In the lead-up to a NATO summit in Chicago in May, alliance Secretary-General Anders Fogh Rasmussen wants members to identify projects in which they can cooperate to make best use of resources at a time of severe economic austerity in which defense budgets have been particularly badly hit.
"Improving our capabilities is not only necessary -- it is vital," he told a briefing on Monday, adding that Libya and Afghanistan had shown shortcomings among non-U.S. allies in key areas such as unmanned surveillance drones, intelligence gathering and air-to-air refuelling.
"We must spend on priorities and spend together, by financing shared projects that make us all safer."
Rasmussen champions "Smart Defense," saying this does not mean spending more, "but spending more effectively." However, the bid to cut duplication and waste faces foot-dragging by governments anxious to project domestic defense industries.
PRESSURE GROWING
Pressure is growing now that the United States, which spends far more on defense than its NATO allies combined, faces the prospect of having to cut its spending by as much as $1 trillion over 10 years.
So far, U.S. President Barack Obama and Congress have approved $350 billion in cuts to national security spending. If a Congressional "super committee" fails to reach a deficit deal by the year-end, automatic across-the-board cuts could take another $600 billion from that budget.

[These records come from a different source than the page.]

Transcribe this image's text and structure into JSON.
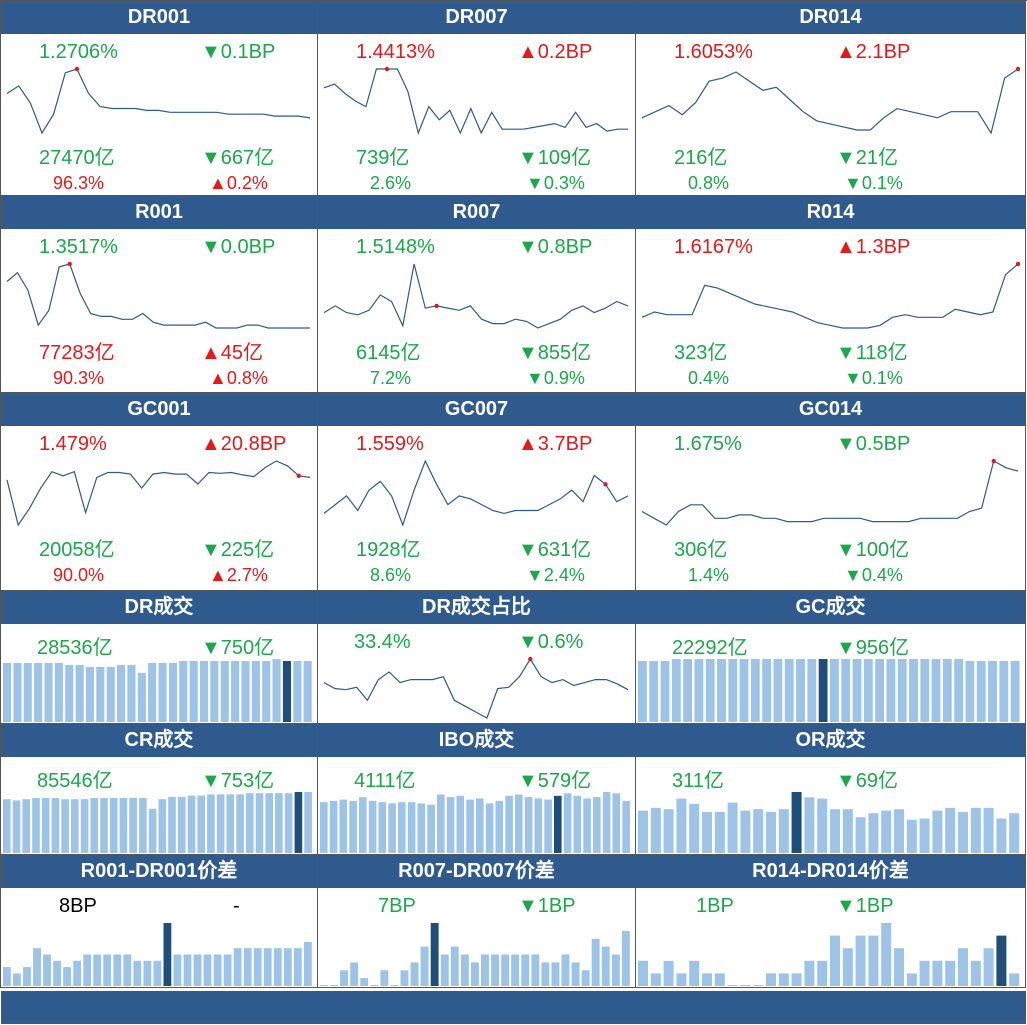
{
  "colors": {
    "header_bg": "#2e5a8e",
    "up": "#e21a1a",
    "down": "#1aa84a",
    "line": "#2e5a8e",
    "bar": "#9dc3e6",
    "bar_hi": "#1f4e79"
  },
  "panels": [
    {
      "title": "DR001",
      "rate": "1.2706%",
      "rate_color": "down",
      "rate_chg": "▼0.1BP",
      "rate_chg_color": "down",
      "vol": "27470亿",
      "vol_color": "down",
      "vol_chg": "▼667亿",
      "vol_chg_color": "down",
      "share": "96.3%",
      "share_color": "up",
      "share_chg": "▲0.2%",
      "share_chg_color": "up"
    },
    {
      "title": "DR007",
      "rate": "1.4413%",
      "rate_color": "up",
      "rate_chg": "▲0.2BP",
      "rate_chg_color": "up",
      "vol": "739亿",
      "vol_color": "down",
      "vol_chg": "▼109亿",
      "vol_chg_color": "down",
      "share": "2.6%",
      "share_color": "down",
      "share_chg": "▼0.3%",
      "share_chg_color": "down"
    },
    {
      "title": "DR014",
      "rate": "1.6053%",
      "rate_color": "up",
      "rate_chg": "▲2.1BP",
      "rate_chg_color": "up",
      "vol": "216亿",
      "vol_color": "down",
      "vol_chg": "▼21亿",
      "vol_chg_color": "down",
      "share": "0.8%",
      "share_color": "down",
      "share_chg": "▼0.1%",
      "share_chg_color": "down"
    },
    {
      "title": "R001",
      "rate": "1.3517%",
      "rate_color": "down",
      "rate_chg": "▼0.0BP",
      "rate_chg_color": "down",
      "vol": "77283亿",
      "vol_color": "up",
      "vol_chg": "▲45亿",
      "vol_chg_color": "up",
      "share": "90.3%",
      "share_color": "up",
      "share_chg": "▲0.8%",
      "share_chg_color": "up"
    },
    {
      "title": "R007",
      "rate": "1.5148%",
      "rate_color": "down",
      "rate_chg": "▼0.8BP",
      "rate_chg_color": "down",
      "vol": "6145亿",
      "vol_color": "down",
      "vol_chg": "▼855亿",
      "vol_chg_color": "down",
      "share": "7.2%",
      "share_color": "down",
      "share_chg": "▼0.9%",
      "share_chg_color": "down"
    },
    {
      "title": "R014",
      "rate": "1.6167%",
      "rate_color": "up",
      "rate_chg": "▲1.3BP",
      "rate_chg_color": "up",
      "vol": "323亿",
      "vol_color": "down",
      "vol_chg": "▼118亿",
      "vol_chg_color": "down",
      "share": "0.4%",
      "share_color": "down",
      "share_chg": "▼0.1%",
      "share_chg_color": "down"
    },
    {
      "title": "GC001",
      "rate": "1.479%",
      "rate_color": "up",
      "rate_chg": "▲20.8BP",
      "rate_chg_color": "up",
      "vol": "20058亿",
      "vol_color": "down",
      "vol_chg": "▼225亿",
      "vol_chg_color": "down",
      "share": "90.0%",
      "share_color": "up",
      "share_chg": "▲2.7%",
      "share_chg_color": "up"
    },
    {
      "title": "GC007",
      "rate": "1.559%",
      "rate_color": "up",
      "rate_chg": "▲3.7BP",
      "rate_chg_color": "up",
      "vol": "1928亿",
      "vol_color": "down",
      "vol_chg": "▼631亿",
      "vol_chg_color": "down",
      "share": "8.6%",
      "share_color": "down",
      "share_chg": "▼2.4%",
      "share_chg_color": "down"
    },
    {
      "title": "GC014",
      "rate": "1.675%",
      "rate_color": "down",
      "rate_chg": "▼0.5BP",
      "rate_chg_color": "down",
      "vol": "306亿",
      "vol_color": "down",
      "vol_chg": "▼100亿",
      "vol_chg_color": "down",
      "share": "1.4%",
      "share_color": "down",
      "share_chg": "▼0.4%",
      "share_chg_color": "down"
    }
  ],
  "small_panels": [
    {
      "title": "DR成交",
      "val": "28536亿",
      "val_color": "down",
      "chg": "▼750亿",
      "chg_color": "down",
      "kind": "bar"
    },
    {
      "title": "DR成交占比",
      "val": "33.4%",
      "val_color": "down",
      "chg": "▼0.6%",
      "chg_color": "down",
      "kind": "line"
    },
    {
      "title": "GC成交",
      "val": "22292亿",
      "val_color": "down",
      "chg": "▼956亿",
      "chg_color": "down",
      "kind": "bar"
    },
    {
      "title": "CR成交",
      "val": "85546亿",
      "val_color": "down",
      "chg": "▼753亿",
      "chg_color": "down",
      "kind": "bar"
    },
    {
      "title": "IBO成交",
      "val": "4111亿",
      "val_color": "down",
      "chg": "▼579亿",
      "chg_color": "down",
      "kind": "bar"
    },
    {
      "title": "OR成交",
      "val": "311亿",
      "val_color": "down",
      "chg": "▼69亿",
      "chg_color": "down",
      "kind": "bar"
    },
    {
      "title": "R001-DR001价差",
      "val": "8BP",
      "val_color": "black",
      "chg": "-",
      "chg_color": "black",
      "kind": "bar"
    },
    {
      "title": "R007-DR007价差",
      "val": "7BP",
      "val_color": "down",
      "chg": "▼1BP",
      "chg_color": "down",
      "kind": "bar"
    },
    {
      "title": "R014-DR014价差",
      "val": "1BP",
      "val_color": "down",
      "chg": "▼1BP",
      "chg_color": "down",
      "kind": "bar"
    }
  ],
  "chart_data": [
    {
      "type": "line",
      "title": "DR001",
      "values": [
        1.4,
        1.44,
        1.35,
        1.19,
        1.29,
        1.51,
        1.53,
        1.4,
        1.33,
        1.32,
        1.32,
        1.32,
        1.31,
        1.31,
        1.3,
        1.3,
        1.3,
        1.3,
        1.3,
        1.29,
        1.29,
        1.29,
        1.29,
        1.28,
        1.28,
        1.28,
        1.27
      ],
      "highlight_index": 6
    },
    {
      "type": "line",
      "title": "DR007",
      "values": [
        1.6,
        1.62,
        1.57,
        1.53,
        1.5,
        1.7,
        1.7,
        1.7,
        1.58,
        1.36,
        1.5,
        1.43,
        1.48,
        1.36,
        1.49,
        1.36,
        1.47,
        1.38,
        1.38,
        1.38,
        1.39,
        1.4,
        1.41,
        1.39,
        1.47,
        1.39,
        1.41,
        1.37,
        1.38,
        1.38
      ],
      "highlight_index": 6
    },
    {
      "type": "line",
      "title": "DR014",
      "values": [
        1.5,
        1.52,
        1.54,
        1.51,
        1.55,
        1.62,
        1.63,
        1.65,
        1.62,
        1.59,
        1.6,
        1.56,
        1.52,
        1.49,
        1.48,
        1.47,
        1.46,
        1.46,
        1.5,
        1.53,
        1.52,
        1.51,
        1.5,
        1.52,
        1.52,
        1.52,
        1.45,
        1.63,
        1.66
      ],
      "highlight_index": 28
    },
    {
      "type": "line",
      "title": "R001",
      "values": [
        1.49,
        1.52,
        1.46,
        1.34,
        1.39,
        1.54,
        1.55,
        1.45,
        1.38,
        1.37,
        1.37,
        1.36,
        1.36,
        1.38,
        1.35,
        1.34,
        1.34,
        1.34,
        1.34,
        1.35,
        1.33,
        1.33,
        1.33,
        1.34,
        1.34,
        1.33,
        1.33,
        1.33,
        1.33,
        1.33
      ],
      "highlight_index": 6
    },
    {
      "type": "line",
      "title": "R007",
      "values": [
        1.63,
        1.66,
        1.63,
        1.62,
        1.64,
        1.71,
        1.68,
        1.57,
        1.85,
        1.65,
        1.66,
        1.65,
        1.64,
        1.66,
        1.6,
        1.58,
        1.58,
        1.6,
        1.59,
        1.56,
        1.58,
        1.6,
        1.64,
        1.66,
        1.63,
        1.65,
        1.68,
        1.66
      ],
      "highlight_index": 10
    },
    {
      "type": "line",
      "title": "R014",
      "values": [
        1.52,
        1.54,
        1.53,
        1.53,
        1.53,
        1.64,
        1.63,
        1.61,
        1.59,
        1.57,
        1.56,
        1.55,
        1.54,
        1.52,
        1.5,
        1.49,
        1.48,
        1.48,
        1.48,
        1.49,
        1.52,
        1.53,
        1.52,
        1.52,
        1.52,
        1.55,
        1.54,
        1.53,
        1.54,
        1.68,
        1.72
      ],
      "highlight_index": 30
    },
    {
      "type": "line",
      "title": "GC001",
      "values": [
        1.55,
        1.0,
        1.2,
        1.45,
        1.65,
        1.6,
        1.65,
        1.15,
        1.58,
        1.64,
        1.64,
        1.62,
        1.45,
        1.62,
        1.64,
        1.62,
        1.62,
        1.5,
        1.64,
        1.63,
        1.64,
        1.61,
        1.59,
        1.7,
        1.78,
        1.72,
        1.6,
        1.58
      ],
      "highlight_index": 26
    },
    {
      "type": "line",
      "title": "GC007",
      "values": [
        1.52,
        1.55,
        1.58,
        1.53,
        1.6,
        1.63,
        1.58,
        1.48,
        1.6,
        1.7,
        1.62,
        1.55,
        1.58,
        1.57,
        1.55,
        1.53,
        1.52,
        1.53,
        1.53,
        1.53,
        1.55,
        1.57,
        1.6,
        1.56,
        1.65,
        1.62,
        1.56,
        1.58
      ],
      "highlight_index": 25
    },
    {
      "type": "line",
      "title": "GC014",
      "values": [
        1.6,
        1.58,
        1.56,
        1.6,
        1.62,
        1.62,
        1.58,
        1.58,
        1.59,
        1.59,
        1.58,
        1.58,
        1.57,
        1.57,
        1.57,
        1.58,
        1.58,
        1.58,
        1.58,
        1.57,
        1.57,
        1.57,
        1.57,
        1.58,
        1.58,
        1.58,
        1.58,
        1.6,
        1.61,
        1.75,
        1.73,
        1.72
      ],
      "highlight_index": 29
    },
    {
      "type": "bar",
      "title": "DR成交",
      "values": [
        30,
        30,
        30,
        30,
        30,
        30,
        29,
        29,
        28,
        28,
        28,
        29,
        29,
        25,
        30,
        30,
        30,
        31,
        31,
        31,
        31,
        31,
        31,
        31,
        31,
        31,
        32,
        31,
        31,
        31
      ],
      "highlight_index": 27
    },
    {
      "type": "line",
      "title": "DR成交占比",
      "values": [
        35.0,
        34.0,
        33.8,
        34.2,
        32.0,
        35.5,
        36.8,
        35.0,
        35.5,
        35.5,
        35.5,
        36.0,
        32.0,
        31.0,
        30.0,
        29.0,
        34.0,
        34.2,
        36.0,
        39.0,
        36.0,
        35.0,
        35.5,
        34.5,
        35.0,
        35.5,
        35.5,
        34.8,
        33.8
      ],
      "highlight_index": 19
    },
    {
      "type": "bar",
      "title": "GC成交",
      "values": [
        30,
        30,
        30,
        31,
        31,
        31,
        31,
        31,
        31,
        31,
        31,
        31,
        31,
        31,
        31,
        31,
        31,
        31,
        31,
        31,
        31,
        31,
        31,
        31,
        31,
        31,
        31,
        31,
        31,
        30,
        30,
        30,
        30,
        30
      ],
      "highlight_index": 16
    },
    {
      "type": "bar",
      "title": "CR成交",
      "values": [
        45,
        44,
        45,
        46,
        46,
        46,
        45,
        45,
        45,
        46,
        46,
        46,
        46,
        46,
        46,
        37,
        45,
        47,
        47,
        48,
        48,
        49,
        49,
        49,
        49,
        50,
        50,
        50,
        50,
        50,
        51,
        51
      ],
      "highlight_index": 30
    },
    {
      "type": "bar",
      "title": "IBO成交",
      "values": [
        4.0,
        4.1,
        4.2,
        4.1,
        4.4,
        4.1,
        4.0,
        3.9,
        4.0,
        4.0,
        3.9,
        3.8,
        4.6,
        4.4,
        4.5,
        4.2,
        4.3,
        3.9,
        4.1,
        4.5,
        4.6,
        4.4,
        4.3,
        4.2,
        4.5,
        4.7,
        4.5,
        4.3,
        4.4,
        4.8,
        4.7,
        4.1
      ],
      "highlight_index": 24
    },
    {
      "type": "bar",
      "title": "OR成交",
      "values": [
        320,
        340,
        330,
        410,
        370,
        310,
        310,
        380,
        320,
        330,
        310,
        330,
        460,
        420,
        410,
        330,
        330,
        270,
        300,
        320,
        330,
        250,
        260,
        320,
        340,
        310,
        340,
        340,
        260,
        300
      ],
      "highlight_index": 12
    },
    {
      "type": "bar",
      "title": "R001-DR001价差",
      "values": [
        3,
        2,
        3,
        6,
        5,
        4,
        3,
        4,
        5,
        5,
        5,
        5,
        5,
        4,
        4,
        4,
        10,
        5,
        5,
        5,
        5,
        5,
        5,
        6,
        6,
        6,
        6,
        6,
        6,
        6,
        7
      ],
      "highlight_index": 16
    },
    {
      "type": "bar",
      "title": "R007-DR007价差",
      "values": [
        0,
        0,
        2,
        3,
        1,
        0,
        2,
        0,
        2,
        3,
        5,
        8,
        4,
        5,
        4,
        3,
        4,
        4,
        4,
        4,
        4,
        4,
        3,
        3,
        4,
        3,
        2,
        6,
        5,
        4,
        7
      ],
      "highlight_index": 11
    },
    {
      "type": "bar",
      "title": "R014-DR014价差",
      "values": [
        2,
        1,
        2,
        1,
        2,
        1,
        1,
        0,
        0,
        0,
        1,
        1,
        1,
        2,
        2,
        4,
        3,
        4,
        4,
        5,
        3,
        1,
        2,
        2,
        2,
        3,
        2,
        3,
        4,
        1
      ],
      "highlight_index": 28
    }
  ]
}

This has raised questions about the future of expensive cooperative projects, such as a U.S.-led missile defense initiative, and some in the U.S. Congress have argued for further cuts in the 79,000 U.S. military personnel in Europe.
U.S. Defense Secretary Leon Panetta, on his first trip to Europe since taking over the position this year, will explain some of the consequences in a 0800 GMT speech on Wednesday before meeting his NATO counterparts.
"What you will hear from Panetta is the reality that the United States will have to start cutting its defense budget and will cut its defense budget," a senior NATO diplomat said.
"That means that the time in which Europe could rely on the United States to do everything; that era, if it ever existed, now is clearly coming to a close.
"That is why it's so important that we begin a serious discussion about how we can meet our core requirements and field the capabilities we need by working more together. The United States is not going to be filling the gaps forever."
In June, Panetta's predecessor Robert Gates fired a sharp parting shot at European allies saying future U.S. leaders might not consider U.S. investment in NATO worthwhile unless the decline in European defense capabilities was reversed.
"That is truer today that when Gates was here in June," the NATO diplomat said.
Among the joint NATO projects the United States is particularly keen to see progress this week is Allied Ground Surveillance, a system that will employ drones to provide a picture of ground conditions from high altitude.
The project, to which 13 countries have committed, would be based around the Global Hawk RQ-4B drone produced by U.S. firm Northrop Grumman. However it has been under discussion for a decade and NATO states have yet to agree how to jointly fund its operation, maintenance and support.